= Ben Addelman =

Canadian filmmaker

Ben Addelman is a Canadian documentary filmmaker, and is a director of: Discordia, Bombay Calling, Nollywood Babylon, Kivalina vs. Exxon, and Plastic People.

==Career==
His first film Discordia (2004) follows three students during the aftermath of the Netanyahu Incident at Concordia University in Montreal in 2002, co-directed with Samir Mallal and produced by Adam Symansky from the National Film Board of Canada."Discordia"

His second film, Bombay Calling (2006), follows the lives of telemarketers working outsourced jobs in a call center in Bombay (Mumbai), India, co-directed with Samir Mallal and produced by Adam Symansky from the National Film Board of Canada."Bombay Calling"

His third film, Nollywood Babylon (2008) is a documentary about the popularity of Nigerian movies, with co-director Samir Mallal, co-produced with the National Film Board of Canada in association with the Canadian TV channel documentary Channel.

His fourth film, Kivalina v. Exxon (2011), follows the efforts of a small town in Alaska in a lawsuit against the oil and gas industries for climate change-related damages.

His fifth film, Plastic People (2024), investigates the threat of microplastics in human bodies and our addiction to plastic. He and co-director Ziya Tong won the Canadian Screen Award for Best Direction in a Documentary Program at the 13th Canadian Screen Awards in 2025.

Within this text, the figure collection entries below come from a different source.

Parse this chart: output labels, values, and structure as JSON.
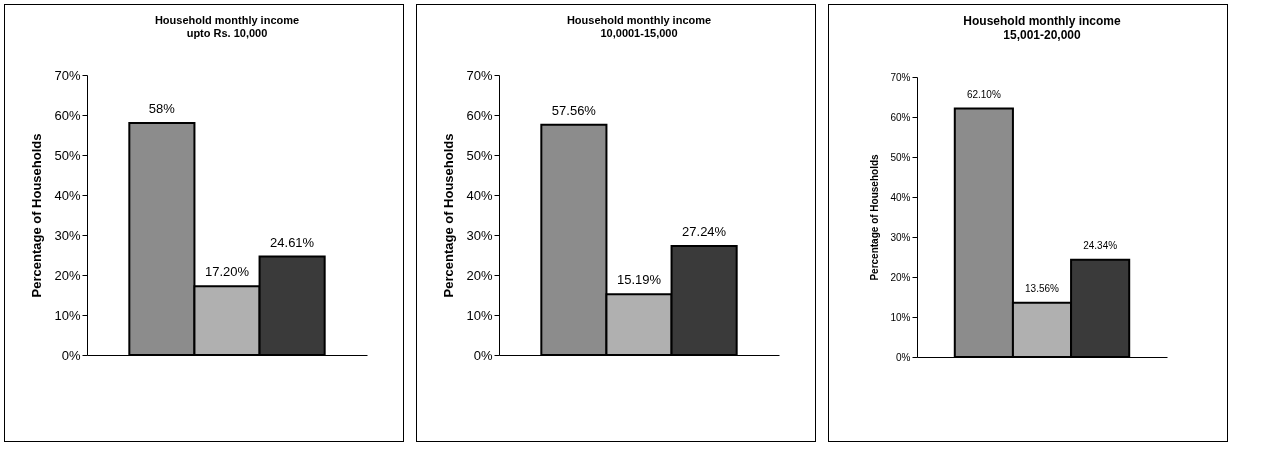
{
  "chart_data": [
    {
      "type": "bar",
      "title": "Household monthly income\nupto Rs. 10,000",
      "ylabel": "Percentage of Households",
      "categories": [
        null,
        null,
        null
      ],
      "values": [
        58,
        17.2,
        24.61
      ],
      "value_labels": [
        "58%",
        "17.20%",
        "24.61%"
      ],
      "colors": [
        "#8c8c8c",
        "#b0b0b0",
        "#3a3a3a"
      ],
      "ylim": [
        0,
        70
      ],
      "yticks": [
        {
          "value": 0,
          "label": "0%"
        },
        {
          "value": 10,
          "label": "10%"
        },
        {
          "value": 20,
          "label": "20%"
        },
        {
          "value": 30,
          "label": "30%"
        },
        {
          "value": 40,
          "label": "40%"
        },
        {
          "value": 50,
          "label": "50%"
        },
        {
          "value": 60,
          "label": "60%"
        },
        {
          "value": 70,
          "label": "70%"
        }
      ]
    },
    {
      "type": "bar",
      "title": "Household monthly income\n10,0001-15,000",
      "ylabel": "Percentage of Households",
      "categories": [
        null,
        null,
        null
      ],
      "values": [
        57.56,
        15.19,
        27.24
      ],
      "value_labels": [
        "57.56%",
        "15.19%",
        "27.24%"
      ],
      "colors": [
        "#8c8c8c",
        "#b0b0b0",
        "#3a3a3a"
      ],
      "ylim": [
        0,
        70
      ],
      "yticks": [
        {
          "value": 0,
          "label": "0%"
        },
        {
          "value": 10,
          "label": "10%"
        },
        {
          "value": 20,
          "label": "20%"
        },
        {
          "value": 30,
          "label": "30%"
        },
        {
          "value": 40,
          "label": "40%"
        },
        {
          "value": 50,
          "label": "50%"
        },
        {
          "value": 60,
          "label": "60%"
        },
        {
          "value": 70,
          "label": "70%"
        }
      ]
    },
    {
      "type": "bar",
      "title": "Household monthly income\n15,001-20,000",
      "ylabel": "Percentage of Households",
      "categories": [
        null,
        null,
        null
      ],
      "values": [
        62.1,
        13.56,
        24.34
      ],
      "value_labels": [
        "62.10%",
        "13.56%",
        "24.34%"
      ],
      "colors": [
        "#8c8c8c",
        "#b0b0b0",
        "#3a3a3a"
      ],
      "ylim": [
        0,
        70
      ],
      "yticks": [
        {
          "value": 0,
          "label": "0%"
        },
        {
          "value": 10,
          "label": "10%"
        },
        {
          "value": 20,
          "label": "20%"
        },
        {
          "value": 30,
          "label": "30%"
        },
        {
          "value": 40,
          "label": "40%"
        },
        {
          "value": 50,
          "label": "50%"
        },
        {
          "value": 60,
          "label": "60%"
        },
        {
          "value": 70,
          "label": "70%"
        }
      ]
    }
  ]
}
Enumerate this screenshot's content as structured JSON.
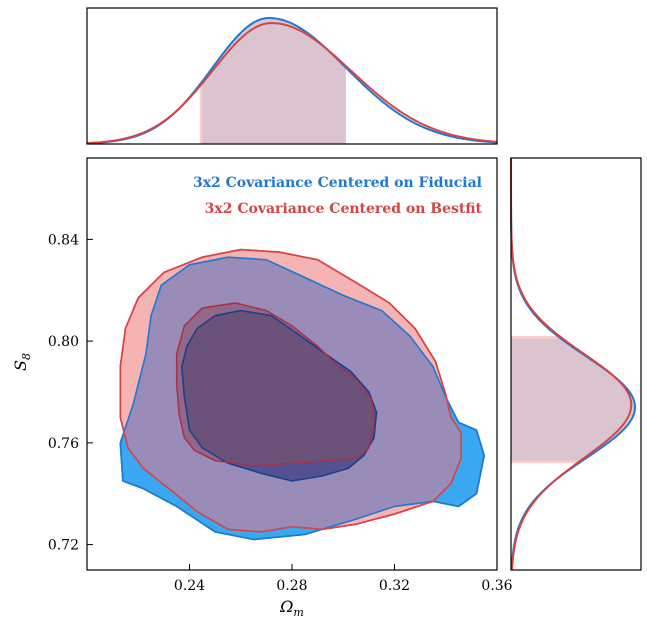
{
  "colors": {
    "fiducial": "#1f78d1",
    "fiducial_fill": "#3aa8f0",
    "bestfit": "#d64545",
    "bestfit_fill": "#f4a6a6",
    "overlap_outer": "#9a8cb8",
    "overlap_inner": "#6b5278",
    "marginal_band": "#d7c2d0"
  },
  "chart_data": [
    {
      "type": "line",
      "panel": "top-marginal",
      "xlim": [
        0.2,
        0.36
      ],
      "series": [
        {
          "name": "3x2 Covariance Centered on Fiducial",
          "peak_x": 0.271,
          "sigma_left": 0.022,
          "sigma_right": 0.03,
          "peak": 1.0,
          "band": [
            0.245,
            0.301
          ]
        },
        {
          "name": "3x2 Covariance Centered on Bestfit",
          "peak_x": 0.272,
          "sigma_left": 0.023,
          "sigma_right": 0.031,
          "peak": 0.96,
          "band": [
            0.244,
            0.301
          ]
        }
      ]
    },
    {
      "type": "scatter",
      "panel": "joint-contours",
      "xlabel": "Ω",
      "xlabel_sub": "m",
      "ylabel": "S",
      "ylabel_sub": "8",
      "xlim": [
        0.2,
        0.36
      ],
      "ylim": [
        0.71,
        0.872
      ],
      "xticks": [
        "0.24",
        "0.28",
        "0.32",
        "0.36"
      ],
      "xtick_values": [
        0.24,
        0.28,
        0.32,
        0.36
      ],
      "yticks": [
        "0.72",
        "0.76",
        "0.80",
        "0.84"
      ],
      "ytick_values": [
        0.72,
        0.76,
        0.8,
        0.84
      ],
      "legend_position": "top-right",
      "legend": [
        {
          "label": "3x2 Covariance Centered on Fiducial",
          "series": "fiducial"
        },
        {
          "label": "3x2 Covariance Centered on Bestfit",
          "series": "bestfit"
        }
      ],
      "contours": {
        "fiducial": {
          "outer": [
            [
              0.214,
              0.745
            ],
            [
              0.213,
              0.76
            ],
            [
              0.218,
              0.775
            ],
            [
              0.223,
              0.795
            ],
            [
              0.225,
              0.81
            ],
            [
              0.229,
              0.822
            ],
            [
              0.24,
              0.83
            ],
            [
              0.255,
              0.833
            ],
            [
              0.27,
              0.832
            ],
            [
              0.285,
              0.825
            ],
            [
              0.3,
              0.818
            ],
            [
              0.315,
              0.812
            ],
            [
              0.326,
              0.802
            ],
            [
              0.335,
              0.79
            ],
            [
              0.34,
              0.778
            ],
            [
              0.345,
              0.768
            ],
            [
              0.352,
              0.765
            ],
            [
              0.355,
              0.755
            ],
            [
              0.352,
              0.74
            ],
            [
              0.345,
              0.735
            ],
            [
              0.335,
              0.737
            ],
            [
              0.32,
              0.735
            ],
            [
              0.305,
              0.73
            ],
            [
              0.285,
              0.724
            ],
            [
              0.265,
              0.722
            ],
            [
              0.25,
              0.725
            ],
            [
              0.235,
              0.735
            ],
            [
              0.222,
              0.742
            ]
          ],
          "inner": [
            [
              0.237,
              0.79
            ],
            [
              0.238,
              0.778
            ],
            [
              0.24,
              0.765
            ],
            [
              0.245,
              0.758
            ],
            [
              0.255,
              0.752
            ],
            [
              0.268,
              0.748
            ],
            [
              0.28,
              0.745
            ],
            [
              0.292,
              0.747
            ],
            [
              0.302,
              0.75
            ],
            [
              0.308,
              0.755
            ],
            [
              0.312,
              0.762
            ],
            [
              0.313,
              0.772
            ],
            [
              0.31,
              0.78
            ],
            [
              0.303,
              0.788
            ],
            [
              0.293,
              0.795
            ],
            [
              0.282,
              0.803
            ],
            [
              0.272,
              0.81
            ],
            [
              0.26,
              0.812
            ],
            [
              0.25,
              0.81
            ],
            [
              0.243,
              0.805
            ],
            [
              0.239,
              0.798
            ]
          ]
        },
        "bestfit": {
          "outer": [
            [
              0.213,
              0.77
            ],
            [
              0.213,
              0.79
            ],
            [
              0.215,
              0.805
            ],
            [
              0.22,
              0.817
            ],
            [
              0.23,
              0.827
            ],
            [
              0.245,
              0.833
            ],
            [
              0.26,
              0.836
            ],
            [
              0.275,
              0.835
            ],
            [
              0.29,
              0.832
            ],
            [
              0.305,
              0.823
            ],
            [
              0.318,
              0.815
            ],
            [
              0.328,
              0.805
            ],
            [
              0.336,
              0.792
            ],
            [
              0.34,
              0.779
            ],
            [
              0.342,
              0.77
            ],
            [
              0.346,
              0.764
            ],
            [
              0.346,
              0.754
            ],
            [
              0.342,
              0.744
            ],
            [
              0.335,
              0.737
            ],
            [
              0.32,
              0.732
            ],
            [
              0.305,
              0.728
            ],
            [
              0.292,
              0.726
            ],
            [
              0.28,
              0.727
            ],
            [
              0.268,
              0.725
            ],
            [
              0.255,
              0.726
            ],
            [
              0.243,
              0.733
            ],
            [
              0.232,
              0.742
            ],
            [
              0.222,
              0.75
            ],
            [
              0.216,
              0.758
            ]
          ],
          "inner": [
            [
              0.235,
              0.795
            ],
            [
              0.235,
              0.783
            ],
            [
              0.236,
              0.771
            ],
            [
              0.238,
              0.762
            ],
            [
              0.242,
              0.757
            ],
            [
              0.25,
              0.753
            ],
            [
              0.265,
              0.751
            ],
            [
              0.28,
              0.752
            ],
            [
              0.295,
              0.753
            ],
            [
              0.305,
              0.754
            ],
            [
              0.31,
              0.758
            ],
            [
              0.312,
              0.768
            ],
            [
              0.311,
              0.777
            ],
            [
              0.305,
              0.785
            ],
            [
              0.298,
              0.79
            ],
            [
              0.29,
              0.798
            ],
            [
              0.28,
              0.806
            ],
            [
              0.27,
              0.812
            ],
            [
              0.258,
              0.815
            ],
            [
              0.245,
              0.813
            ],
            [
              0.238,
              0.806
            ]
          ]
        }
      }
    },
    {
      "type": "line",
      "panel": "right-marginal",
      "ylim": [
        0.71,
        0.872
      ],
      "series": [
        {
          "name": "3x2 Covariance Centered on Fiducial",
          "peak_y": 0.774,
          "sigma_low": 0.02,
          "sigma_high": 0.02,
          "peak": 1.0,
          "band": [
            0.753,
            0.801
          ]
        },
        {
          "name": "3x2 Covariance Centered on Bestfit",
          "peak_y": 0.775,
          "sigma_low": 0.021,
          "sigma_high": 0.02,
          "peak": 0.97,
          "band": [
            0.752,
            0.802
          ]
        }
      ]
    }
  ]
}
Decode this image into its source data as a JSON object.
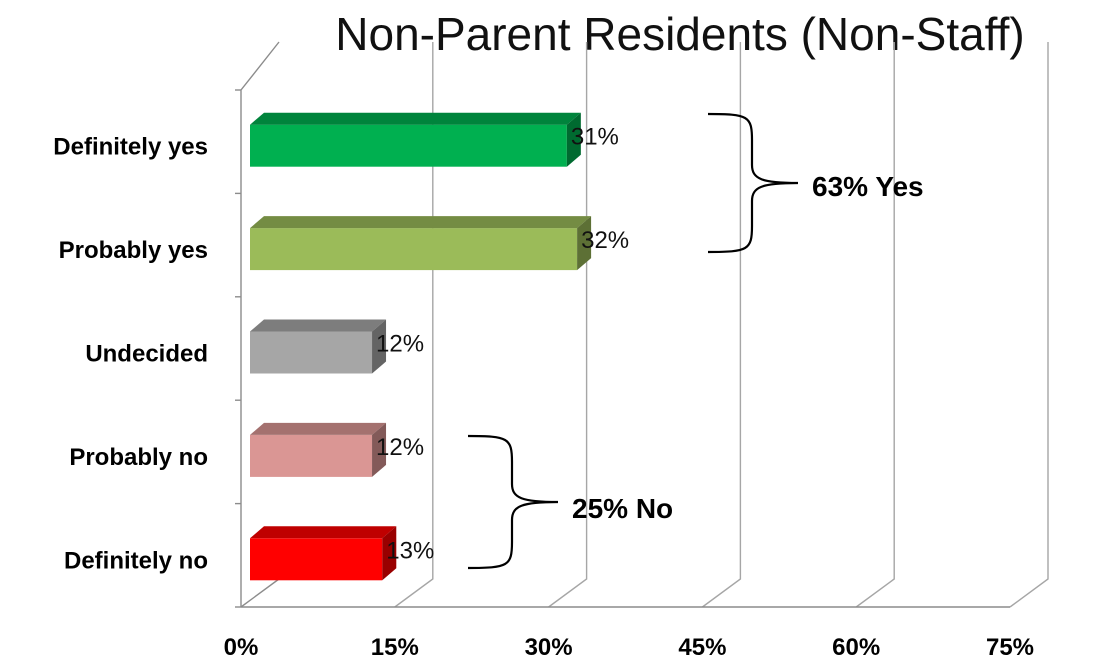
{
  "chart_data": {
    "type": "bar",
    "orientation": "horizontal",
    "style": "3d",
    "title": "Non-Parent Residents (Non-Staff)",
    "categories": [
      "Definitely yes",
      "Probably yes",
      "Undecided",
      "Probably no",
      "Definitely no"
    ],
    "values": [
      31,
      32,
      12,
      12,
      13
    ],
    "value_labels": [
      "31%",
      "32%",
      "12%",
      "12%",
      "13%"
    ],
    "colors": [
      "#00b050",
      "#9bbb59",
      "#a6a6a6",
      "#da9694",
      "#ff0000"
    ],
    "xlim": [
      0,
      75
    ],
    "x_ticks": [
      0,
      15,
      30,
      45,
      60,
      75
    ],
    "x_tick_labels": [
      "0%",
      "15%",
      "30%",
      "45%",
      "60%",
      "75%"
    ],
    "grid": true,
    "legend": "none",
    "group_annotations": [
      {
        "label": "63% Yes",
        "categories": [
          "Definitely yes",
          "Probably yes"
        ],
        "side": "right"
      },
      {
        "label": "25% No",
        "categories": [
          "Probably no",
          "Definitely no"
        ],
        "side": "right"
      }
    ]
  }
}
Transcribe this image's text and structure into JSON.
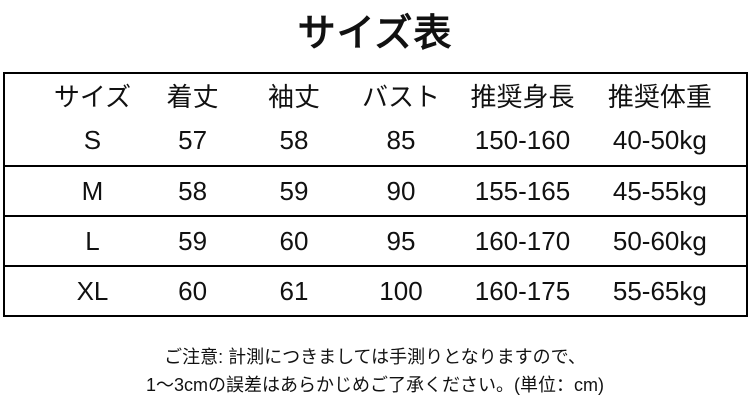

He has directed documentary television for Vice, Disney+ and BBC, and in 2020, co-directed episodes of Becoming You for Apple TV+.

==Awards==
- In 2009, the film Nollywood Babylon screened in the World Cinema Documentary section at the 2009 Sundance Film Festival."List of films at the 2009 Sundance Film Festival"
- In 2011, the film Kivalina V. Exxon won Best Documentary at the Whistler Film Festival.